Since then, I feel like Neo. Every time I listen to a new piece of music of any style, I have no trouble in understanding it, I can see its inner workings, the ideas (in the Neo analogy, those green fibers of the matrix, lol).


----------



## brotagonist (Jul 11, 2013)

Nereffid said:


> Jeez, how many dogmatic slumbers have you been in??!


Quite a number.

I once thought I didn't like Baroque music. Bach changed that. I once dismissed Shostakovich, because I had heard his Fifth back in the '70s when I was a Stockhausen fanatic. His sonatas had me gasping: how could I have missed this for so long? Beethoven and Mozart helped me break out of the bizarre new music mindset I had been in as a young adult. Prokofiev...


----------



## Blancrocher (Jul 6, 2013)

manueelster said:


> Once Kant wrote that Hume awoke him from his "dogmatic slumber", meaning something like reading Hume made a revolution in the way he perceived philosophy. Is there any piece that awoke you from your dogmatic slumber? Something that changed forever the way you perceived music?


Kant's awakening was different from the others on this thread--in fact, in certain respects it was opposite. Hume created a skeptical philosophy that stripped away certainties of which Kant was already convinced, thereby causing Kant (he says) to think more thoroughly about his own principles and to set them out in systematic order. One could say that Hume was the provocative atonal composer who revealed to Kant the importance of putting tonality on a better conceptual foundation. It's not so much revolutionary as counter-revolutionary!

Anyways, it was Sibelius who revealed to me that symphonies could be deeply personal--and not primarily public--statements. I heard the whole symphonic repertoire differently after wallowing in his music for a couple years.

(Sorry if I sound pedantic--not my intent!
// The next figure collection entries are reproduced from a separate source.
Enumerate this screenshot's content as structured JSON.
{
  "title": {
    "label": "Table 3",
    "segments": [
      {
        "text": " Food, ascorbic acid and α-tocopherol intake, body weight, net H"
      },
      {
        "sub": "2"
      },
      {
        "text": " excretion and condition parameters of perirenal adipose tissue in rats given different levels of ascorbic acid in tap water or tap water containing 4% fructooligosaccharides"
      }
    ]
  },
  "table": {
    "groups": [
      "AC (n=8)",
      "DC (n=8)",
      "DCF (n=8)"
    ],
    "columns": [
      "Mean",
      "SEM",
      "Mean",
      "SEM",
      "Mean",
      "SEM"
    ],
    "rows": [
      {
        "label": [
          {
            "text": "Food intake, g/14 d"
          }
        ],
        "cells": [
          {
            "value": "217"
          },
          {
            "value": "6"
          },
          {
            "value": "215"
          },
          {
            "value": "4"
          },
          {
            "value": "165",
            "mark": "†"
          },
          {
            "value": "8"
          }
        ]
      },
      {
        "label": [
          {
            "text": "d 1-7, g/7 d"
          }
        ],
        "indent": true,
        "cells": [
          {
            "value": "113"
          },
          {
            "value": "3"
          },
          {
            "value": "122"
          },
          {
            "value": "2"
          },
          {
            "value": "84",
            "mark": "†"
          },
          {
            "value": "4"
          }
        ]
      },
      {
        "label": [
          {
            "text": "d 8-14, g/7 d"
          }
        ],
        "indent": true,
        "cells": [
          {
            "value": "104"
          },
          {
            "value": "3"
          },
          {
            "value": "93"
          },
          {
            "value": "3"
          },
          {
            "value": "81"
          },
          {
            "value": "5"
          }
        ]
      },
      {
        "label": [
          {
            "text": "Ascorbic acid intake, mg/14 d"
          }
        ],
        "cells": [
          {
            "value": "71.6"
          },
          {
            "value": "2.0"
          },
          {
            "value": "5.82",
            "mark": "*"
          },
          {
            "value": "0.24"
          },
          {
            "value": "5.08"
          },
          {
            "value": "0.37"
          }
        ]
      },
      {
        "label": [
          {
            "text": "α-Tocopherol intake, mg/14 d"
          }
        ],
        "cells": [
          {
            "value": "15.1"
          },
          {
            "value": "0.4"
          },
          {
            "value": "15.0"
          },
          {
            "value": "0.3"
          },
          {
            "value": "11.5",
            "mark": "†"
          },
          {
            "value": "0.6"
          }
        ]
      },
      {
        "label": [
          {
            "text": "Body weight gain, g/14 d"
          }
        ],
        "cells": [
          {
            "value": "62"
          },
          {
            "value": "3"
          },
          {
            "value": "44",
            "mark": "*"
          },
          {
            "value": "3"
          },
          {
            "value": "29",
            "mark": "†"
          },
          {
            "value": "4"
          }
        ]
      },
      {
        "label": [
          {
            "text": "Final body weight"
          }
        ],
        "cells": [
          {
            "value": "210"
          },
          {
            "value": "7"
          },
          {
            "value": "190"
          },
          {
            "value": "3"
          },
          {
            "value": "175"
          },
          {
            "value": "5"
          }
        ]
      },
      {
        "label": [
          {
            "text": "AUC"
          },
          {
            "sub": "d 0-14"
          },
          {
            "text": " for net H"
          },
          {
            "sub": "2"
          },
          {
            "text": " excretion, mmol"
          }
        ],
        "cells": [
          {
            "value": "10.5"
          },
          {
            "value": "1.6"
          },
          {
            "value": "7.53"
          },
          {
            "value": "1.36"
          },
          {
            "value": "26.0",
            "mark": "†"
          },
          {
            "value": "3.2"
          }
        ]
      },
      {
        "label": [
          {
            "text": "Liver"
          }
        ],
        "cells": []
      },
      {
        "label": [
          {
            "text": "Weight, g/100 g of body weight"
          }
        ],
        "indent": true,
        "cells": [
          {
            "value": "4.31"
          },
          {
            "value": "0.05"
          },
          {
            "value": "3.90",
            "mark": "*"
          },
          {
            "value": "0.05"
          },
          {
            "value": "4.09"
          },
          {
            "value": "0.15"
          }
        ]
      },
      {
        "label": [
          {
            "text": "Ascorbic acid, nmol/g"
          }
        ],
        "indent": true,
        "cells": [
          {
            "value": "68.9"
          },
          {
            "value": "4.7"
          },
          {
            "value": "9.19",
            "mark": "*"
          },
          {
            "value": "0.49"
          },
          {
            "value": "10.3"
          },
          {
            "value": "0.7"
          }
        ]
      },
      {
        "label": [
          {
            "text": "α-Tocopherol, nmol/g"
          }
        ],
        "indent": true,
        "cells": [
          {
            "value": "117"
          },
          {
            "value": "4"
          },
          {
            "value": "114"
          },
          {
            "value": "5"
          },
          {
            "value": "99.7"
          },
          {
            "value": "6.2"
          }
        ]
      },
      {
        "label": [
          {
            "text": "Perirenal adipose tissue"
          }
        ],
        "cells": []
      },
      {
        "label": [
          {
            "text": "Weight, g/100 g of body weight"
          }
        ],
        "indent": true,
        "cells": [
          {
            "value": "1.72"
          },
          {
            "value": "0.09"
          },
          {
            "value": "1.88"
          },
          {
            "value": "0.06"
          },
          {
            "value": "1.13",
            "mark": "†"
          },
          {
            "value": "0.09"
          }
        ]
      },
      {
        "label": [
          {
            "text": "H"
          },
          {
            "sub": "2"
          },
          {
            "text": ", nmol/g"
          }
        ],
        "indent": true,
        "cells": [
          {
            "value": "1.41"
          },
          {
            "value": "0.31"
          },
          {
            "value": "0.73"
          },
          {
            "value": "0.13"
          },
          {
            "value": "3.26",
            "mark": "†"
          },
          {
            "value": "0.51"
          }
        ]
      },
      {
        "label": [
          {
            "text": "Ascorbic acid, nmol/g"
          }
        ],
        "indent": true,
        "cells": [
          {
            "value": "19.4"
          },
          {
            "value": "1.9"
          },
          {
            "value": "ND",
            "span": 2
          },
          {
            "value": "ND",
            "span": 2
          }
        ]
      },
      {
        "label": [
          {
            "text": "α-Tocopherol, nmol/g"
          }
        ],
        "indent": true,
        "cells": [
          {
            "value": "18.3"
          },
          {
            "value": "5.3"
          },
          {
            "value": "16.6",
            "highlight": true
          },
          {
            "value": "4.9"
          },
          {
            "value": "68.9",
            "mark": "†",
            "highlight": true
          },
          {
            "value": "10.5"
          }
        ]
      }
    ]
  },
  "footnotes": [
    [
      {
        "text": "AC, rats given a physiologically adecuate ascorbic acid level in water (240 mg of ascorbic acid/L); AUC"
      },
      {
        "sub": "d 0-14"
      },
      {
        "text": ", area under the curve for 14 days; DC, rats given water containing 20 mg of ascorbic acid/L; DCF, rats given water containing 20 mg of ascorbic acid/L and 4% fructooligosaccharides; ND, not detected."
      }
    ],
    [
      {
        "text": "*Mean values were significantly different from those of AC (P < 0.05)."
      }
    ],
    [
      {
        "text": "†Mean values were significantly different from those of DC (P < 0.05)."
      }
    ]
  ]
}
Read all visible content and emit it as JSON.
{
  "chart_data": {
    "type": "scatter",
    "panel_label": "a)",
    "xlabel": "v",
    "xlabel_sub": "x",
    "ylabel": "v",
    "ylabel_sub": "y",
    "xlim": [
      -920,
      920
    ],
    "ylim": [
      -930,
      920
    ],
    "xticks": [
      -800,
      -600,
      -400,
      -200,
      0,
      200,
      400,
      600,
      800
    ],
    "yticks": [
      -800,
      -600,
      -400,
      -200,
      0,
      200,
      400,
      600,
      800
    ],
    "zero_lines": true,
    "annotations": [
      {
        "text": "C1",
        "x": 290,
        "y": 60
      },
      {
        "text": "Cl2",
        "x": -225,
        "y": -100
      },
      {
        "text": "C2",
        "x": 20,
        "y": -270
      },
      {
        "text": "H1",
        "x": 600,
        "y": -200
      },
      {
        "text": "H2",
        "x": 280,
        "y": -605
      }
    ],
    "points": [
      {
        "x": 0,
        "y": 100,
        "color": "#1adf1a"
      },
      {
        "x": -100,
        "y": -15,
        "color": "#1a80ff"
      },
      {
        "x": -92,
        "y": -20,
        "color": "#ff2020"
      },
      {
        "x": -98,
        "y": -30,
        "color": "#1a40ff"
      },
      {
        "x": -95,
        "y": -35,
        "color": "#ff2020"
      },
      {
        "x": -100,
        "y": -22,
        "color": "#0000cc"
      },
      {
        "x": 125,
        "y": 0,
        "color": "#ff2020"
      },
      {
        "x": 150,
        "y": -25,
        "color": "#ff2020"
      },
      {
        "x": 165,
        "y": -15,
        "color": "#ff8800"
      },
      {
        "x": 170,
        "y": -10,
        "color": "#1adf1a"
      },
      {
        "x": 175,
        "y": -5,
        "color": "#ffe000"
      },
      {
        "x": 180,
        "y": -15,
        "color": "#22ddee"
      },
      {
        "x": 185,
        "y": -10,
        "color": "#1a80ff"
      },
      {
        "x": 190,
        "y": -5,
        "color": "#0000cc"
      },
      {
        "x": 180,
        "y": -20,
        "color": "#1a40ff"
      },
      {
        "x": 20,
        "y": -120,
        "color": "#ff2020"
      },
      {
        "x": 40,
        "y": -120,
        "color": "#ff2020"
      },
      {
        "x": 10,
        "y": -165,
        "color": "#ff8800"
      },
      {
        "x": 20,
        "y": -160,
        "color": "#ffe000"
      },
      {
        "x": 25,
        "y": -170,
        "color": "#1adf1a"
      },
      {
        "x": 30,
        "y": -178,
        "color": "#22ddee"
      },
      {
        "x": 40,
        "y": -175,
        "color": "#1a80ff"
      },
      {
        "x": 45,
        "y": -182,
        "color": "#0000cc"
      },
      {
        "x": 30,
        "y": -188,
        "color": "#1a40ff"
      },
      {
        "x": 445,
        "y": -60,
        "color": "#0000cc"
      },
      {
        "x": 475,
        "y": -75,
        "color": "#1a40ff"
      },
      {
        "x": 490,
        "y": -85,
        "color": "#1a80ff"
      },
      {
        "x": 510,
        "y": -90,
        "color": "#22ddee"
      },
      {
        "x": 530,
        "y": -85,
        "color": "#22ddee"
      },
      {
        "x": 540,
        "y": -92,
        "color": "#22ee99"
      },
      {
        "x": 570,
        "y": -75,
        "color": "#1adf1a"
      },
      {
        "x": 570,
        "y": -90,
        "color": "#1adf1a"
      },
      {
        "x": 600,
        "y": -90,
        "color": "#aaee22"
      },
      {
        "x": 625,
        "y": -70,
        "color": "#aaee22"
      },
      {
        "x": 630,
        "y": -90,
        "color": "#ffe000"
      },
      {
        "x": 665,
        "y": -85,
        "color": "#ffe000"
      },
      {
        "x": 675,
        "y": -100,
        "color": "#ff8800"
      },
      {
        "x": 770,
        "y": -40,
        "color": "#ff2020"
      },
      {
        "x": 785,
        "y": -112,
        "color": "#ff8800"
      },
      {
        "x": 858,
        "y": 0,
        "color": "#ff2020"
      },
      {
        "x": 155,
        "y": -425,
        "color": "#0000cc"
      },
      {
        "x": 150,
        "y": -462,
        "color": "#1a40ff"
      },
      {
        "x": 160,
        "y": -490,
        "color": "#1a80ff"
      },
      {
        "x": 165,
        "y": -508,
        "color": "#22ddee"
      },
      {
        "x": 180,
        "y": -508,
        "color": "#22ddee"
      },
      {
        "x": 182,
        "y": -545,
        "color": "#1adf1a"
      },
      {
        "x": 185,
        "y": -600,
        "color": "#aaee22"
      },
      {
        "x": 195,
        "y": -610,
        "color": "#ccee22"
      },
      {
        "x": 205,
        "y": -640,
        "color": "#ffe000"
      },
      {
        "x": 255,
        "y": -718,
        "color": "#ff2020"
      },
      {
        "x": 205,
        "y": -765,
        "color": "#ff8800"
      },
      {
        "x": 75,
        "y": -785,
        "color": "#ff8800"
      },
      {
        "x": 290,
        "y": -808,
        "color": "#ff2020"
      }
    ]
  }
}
I always appreciate being sent to Wikipedia.)


----------



## Ondine (Aug 24, 2012)

I have learnt not to have any kind of dogmatic slumbers; much less in music. I have an addiction for Mozart but that does not mean that this is a dogmatic slumber. Each composer is a unique as unique the experience I have got from them.


----------



## Ondine (Aug 24, 2012)

Blancrocher said:


> Anyways, it was Sibelius who revealed to me that symphonies could be deeply personal--and not primarily public--statements. I heard the whole symphonic repertoire differently after wallowing in his music for a couple years.


Yes, I have felt that same thing about Sibelius.


----------